The bigger issue for those who want to buy an e-bike, McLaughlin says, is simply a lack of availability caused by the pandemic bicycle boom and ongoing supply-chain and shipping problems. “You still may run into problems of not actually being able to get the bike you’ve researched,” he says.

Timm Harding of Curbside Cycle has seen demand skyrocket recently. “Four years ago, we really struggled to sell e-bikes, but now I can sell $10,000 or even $20,000 e-bikes all the time,” he says.

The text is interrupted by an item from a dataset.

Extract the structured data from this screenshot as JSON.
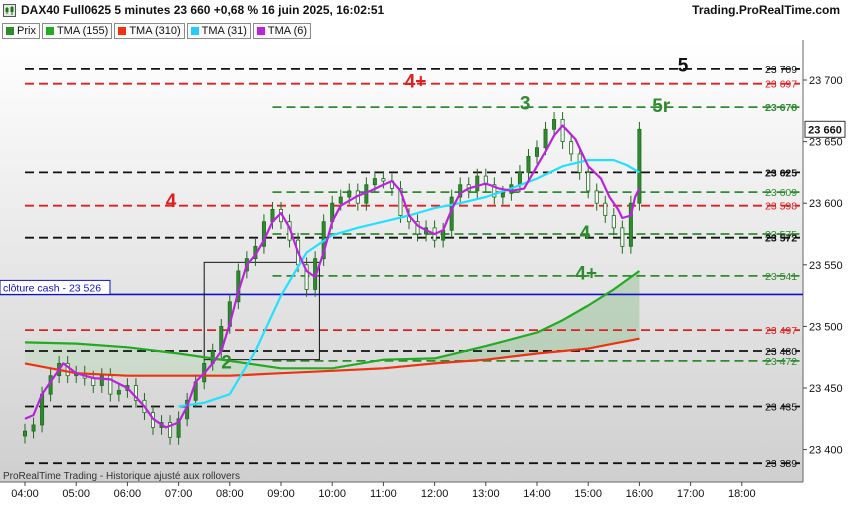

National sales figures aren’t well tracked, but Vélo Canada Bikes – a national bicycle advocacy group – estimates the Canadian e-bike market was worth between $17-million and $22-million as of 2018. A report from Inkwood Research predicts e-bike sales in North America will grow at a compound annual rate of more than 10 per cent between 2022 and 2030, spurred by a mix of government incentives, better cycling infrastructure, the rising cost of cars and gas, and a growing awareness of environmental issues.

In other words, if you decide to jump into the e-bike market now, you’ll be in good company.